TO LIVE AND DIE IN L.A. is such a product of its time that its mere existence has no choice but to resonate. It’s a pulse-pounding crime drama with some bad crooks and even worse cops—a lean, mean, thrill machine powered by blood, sweat, and pure cocaine. And yet. most of all, it seems to be a film that hates the genre that birthed it. William Friedkin’s take on the cop movie bathes in the morass of Reagan-era excess, only to take a fat shit in it and walk away with a grin. Following THE FRENCH CONNECTION, this is another Friedkin take on asshole obsessive police officers brought into a new era of cinema, not one defined by the gritty tactility of 1970s New York, but rather by the glitzy glamour of 1980s Los Angeles.
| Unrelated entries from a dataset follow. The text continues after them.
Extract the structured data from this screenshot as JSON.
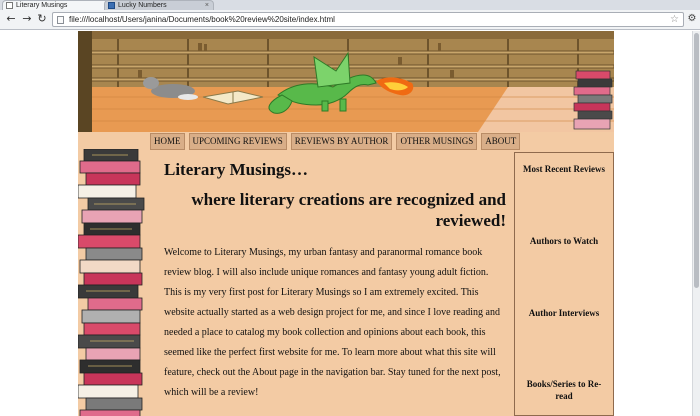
{
  "browser": {
    "tabs": [
      {
        "title": "Literary Musings",
        "active": true
      },
      {
        "title": "Lucky Numbers",
        "active": false
      }
    ],
    "url": "file:///localhost/Users/janina/Documents/book%20review%20site/index.html",
    "icons": [
      "back-arrow-icon",
      "forward-arrow-icon",
      "reload-icon",
      "page-icon",
      "star-icon",
      "wrench-icon"
    ]
  },
  "nav": {
    "items": [
      "HOME",
      "UPCOMING REVIEWS",
      "REVIEWS BY AUTHOR",
      "OTHER MUSINGS",
      "ABOUT"
    ]
  },
  "main": {
    "title": "Literary Musings…",
    "tagline": "where literary creations are recognized and reviewed!",
    "intro": "Welcome to Literary Musings, my urban fantasy and paranormal romance book review blog. I will also include unique romances and fantasy young adult fiction. This is my very first post for Literary Musings so I am extremely excited. This website actually started as a web design project for me, and since I love reading and needed a place to catalog my book collection and opinions about each book, this seemed like the perfect first website for me. To learn more about what this site will feature, check out the About page in the navigation bar. Stay tuned for the next post, which will be a review!"
  },
  "sidebar": {
    "items": [
      "Most Recent Reviews",
      "Authors to Watch",
      "Author Interviews",
      "Books/Series to Re-read"
    ]
  },
  "colors": {
    "page_background": "#f3cba4",
    "nav_button": "#d9ae88",
    "floor": "#e89a52",
    "wall": "#a8864f",
    "dragon": "#58b94a",
    "fire": "#f06a12"
  }
}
The movie is Friedkin giving the finger to the DIRTY HARRY series and all of the other fascistic cop films his Oscar-winning opus unintentionally spawned. If portraying scenes of police brutality with the backdrop of a groovy Wang Chung score doesn’t clinch it, the ending will certainly do the trick: this is Friedkin looking at the decade he’s working in and derisively cackling at it.
The film follows hotshot cop Richard Chance (William Petersen) as he chases down conniving counterfeit artist Eric Masters (Willem Dafoe). Upon the conception of this plot thread, you start to get worried. Did the maverick director of SORCERER lose his edge to the Hollywood machine? Did he produce what essentially amounts to a land-locked TOP GUN? As Chance starts to reveal layer by layer just what an absolute psychopath he is, Friedkin’s long con starts to click; Chance isn’t Mel Gibson in LETHAL WEAPON, he’s Robert DeNiro in TAXI DRIVER, a narcissistic, misanthropic anti-hero barrelling down the path towards violence with heedless abandon. When Masters murders Chance’s partner, you think he was simply hell-bent on revenge, but Friedkin is too clever to settle with a lame parable about the dangers of vengeance. Chance’s issue is not with his loyalty to his partner, it’s with his insecurity about the police system.
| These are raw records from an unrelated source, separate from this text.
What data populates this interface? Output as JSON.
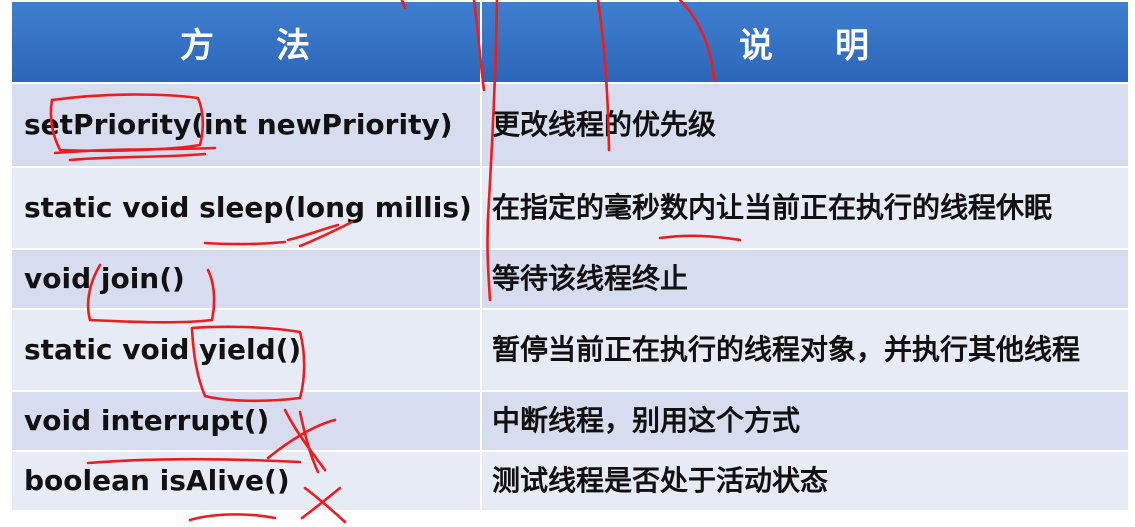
{
  "table": {
    "headers": {
      "method": [
        "方",
        "法"
      ],
      "description": [
        "说",
        "明"
      ]
    },
    "rows": [
      {
        "method": "setPriority(int  newPriority)",
        "description": "更改线程的优先级"
      },
      {
        "method": "static void sleep(long millis)",
        "description": "在指定的毫秒数内让当前正在执行的线程休眠"
      },
      {
        "method": "void join()",
        "description": "等待该线程终止"
      },
      {
        "method": "static void yield()",
        "description": "暂停当前正在执行的线程对象，并执行其他线程"
      },
      {
        "method": "void interrupt()",
        "description": "中断线程，别用这个方式"
      },
      {
        "method": "boolean isAlive()",
        "description": "测试线程是否处于活动状态"
      }
    ]
  },
  "colors": {
    "header_bg": "#3574c6",
    "row_bg_a": "#d7ddef",
    "row_bg_b": "#e7ebf6",
    "annotation_ink": "#ee1c1c"
  }
}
When Chance approaches the police chief to plead for an arrest warrant, his concern is not with the fact that an insidious criminal is on the loose. Rather, it’s the fact that Masters had humiliated the system, evading capture and making it look like the flimsy laughing stock that it is. Chance relies on the facade of police infallibility in order to act out his pathetic action hero fantasies and, when that very same facade is threatened, so goes his ability to prove that he’s a real tough guy. Chance is the kind of person who thinks he’s the lead of a movie (I mean, he technically is, but you get what I mean), the badass hero who might bend a few rules, but all in the name of the greater good. What we often see instead is something akin to a stray missile without a target—an undirected explosion waiting to happen.
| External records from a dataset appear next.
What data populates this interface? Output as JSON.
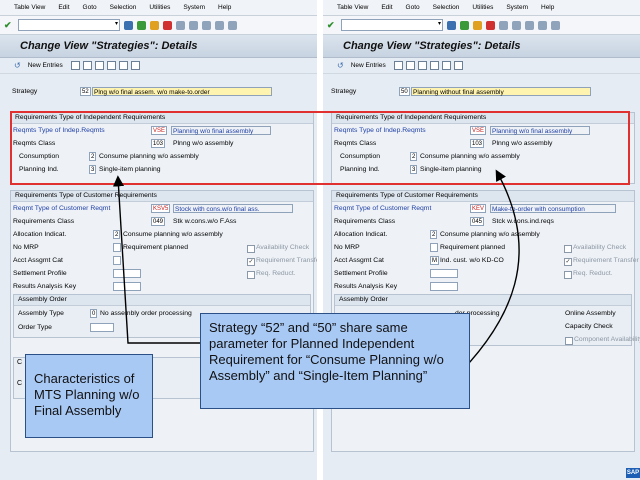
{
  "menu": [
    "Table View",
    "Edit",
    "Goto",
    "Selection",
    "Utilities",
    "System",
    "Help"
  ],
  "title": "Change View \"Strategies\": Details",
  "toolbar_new_entries": "New Entries",
  "left": {
    "strategy_label": "Strategy",
    "strategy_code": "52",
    "strategy_desc": "Plng w/o final assem. w/o make-to.order",
    "indep_group_title": "Requirements Type of Independent Requirements",
    "reqmts_type_label": "Reqmts Type of Indep.Reqmts",
    "reqmts_type_code": "VSE",
    "reqmts_type_desc": "Planning w/o final assembly",
    "reqmts_class_label": "Reqmts Class",
    "reqmts_class_code": "103",
    "reqmts_class_desc": "Plnng w/o assembly",
    "consumption_label": "Consumption",
    "consumption_code": "2",
    "consumption_desc": "Consume planning w/o assembly",
    "planning_ind_label": "Planning Ind.",
    "planning_ind_code": "3",
    "planning_ind_desc": "Single-item planning",
    "cust_group_title": "Requirements Type of Customer Requirements",
    "cust_reqmt_label": "Reqmt Type of Customer Reqmt",
    "cust_reqmt_code": "KSV5",
    "cust_reqmt_desc": "Stock with cons.w/o final ass.",
    "cust_class_label": "Requirements Class",
    "cust_class_code": "049",
    "cust_class_desc": "Stk w.cons.w/o F.Ass",
    "alloc_label": "Allocation Indicat.",
    "alloc_code": "2",
    "alloc_desc": "Consume planning w/o assembly",
    "nomrp_label": "No MRP",
    "nomrp_desc": "Requirement planned",
    "avail_label": "Availability Check",
    "acct_label": "Acct Assgmt Cat",
    "req_transfer_label": "Requirement Transfer",
    "settle_label": "Settlement Profile",
    "req_reduct_label": "Req. Reduct.",
    "results_label": "Results Analysis Key",
    "assembly_title": "Assembly Order",
    "assembly_type_label": "Assembly Type",
    "assembly_type_code": "0",
    "assembly_type_desc": "No assembly order processing",
    "order_type_label": "Order Type",
    "cut_c1": "C",
    "cut_c2": "C"
  },
  "right": {
    "strategy_label": "Strategy",
    "strategy_code": "50",
    "strategy_desc": "Planning without final assembly",
    "indep_group_title": "Requirements Type of Independent Requirements",
    "reqmts_type_label": "Reqmts Type of Indep.Reqmts",
    "reqmts_type_code": "VSE",
    "reqmts_type_desc": "Planning w/o final assembly",
    "reqmts_class_label": "Reqmts Class",
    "reqmts_class_code": "103",
    "reqmts_class_desc": "Plnng w/o assembly",
    "consumption_label": "Consumption",
    "consumption_code": "2",
    "consumption_desc": "Consume planning w/o assembly",
    "planning_ind_label": "Planning Ind.",
    "planning_ind_code": "3",
    "planning_ind_desc": "Single-item planning",
    "cust_group_title": "Requirements Type of Customer Requirements",
    "cust_reqmt_label": "Reqmt Type of Customer Reqmt",
    "cust_reqmt_code": "KEV",
    "cust_reqmt_desc": "Make-to-order with consumption",
    "cust_class_label": "Requirements Class",
    "cust_class_code": "045",
    "cust_class_desc": "Stck w.cons.ind.reqs",
    "alloc_label": "Allocation Indicat.",
    "alloc_code": "2",
    "alloc_desc": "Consume planning w/o assembly",
    "nomrp_label": "No MRP",
    "nomrp_desc": "Requirement planned",
    "avail_label": "Availability Check",
    "acct_label": "Acct Assgmt Cat",
    "acct_code": "M",
    "acct_desc": "Ind. cust. w/o KD-CO",
    "req_transfer_label": "Requirement Transfer",
    "settle_label": "Settlement Profile",
    "req_reduct_label": "Req. Reduct.",
    "results_label": "Results Analysis Key",
    "assembly_title": "Assembly Order",
    "assembly_tail": "der processing",
    "online_assembly_label": "Online Assembly",
    "capacity_check_label": "Capacity Check",
    "component_avail_label": "Component Availability"
  },
  "callouts": {
    "strategy": "Strategy “52” and “50” share same parameter for Planned Independent Requirement for “Consume Planning w/o Assembly” and “Single-Item Planning”",
    "mts": "Characteristics of MTS Planning w/o Final Assembly"
  },
  "sap_logo": "SAP",
  "colors": {
    "highlight_border": "#e03030",
    "callout_fill": "#a9c9f5",
    "label_blue": "#1f3fa6",
    "code_red": "#c62020"
  }
}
Following in the footsteps of THE FRENCH CONNECTION, TO LIVE AND DIE IN L.A. features another jaw-dropping car chase, this time across a Los Angeles highway. Similar to Gene Hackman’s Popeye, we see Chance become so enveloped in his obsessions that he puts innocent lives in danger. What separates Chance from Popeye, however, is that Popeye establishes himself more as a figure of authority, whilst Chance is more of a draconian anarchist—a dictator running around with a lit stick of dynamite. Popeye is obsessed with enacting “law and order” in the city of New York while Chance is willing to blow up the entirety of Los Angeles if it could provide him with a cool-looking backdrop for a publicity photo. Whilst Friedkin is often critical of his protagonists, here he seems to outright despise him. Chance is a clear example of Reaganist excess and the authoritarianism presented by the American police state. More than anything else, TO LIVE AND DIE IN L.A. feels less like another entry into the cop genre and more like a loogie in the face of all that it stands for.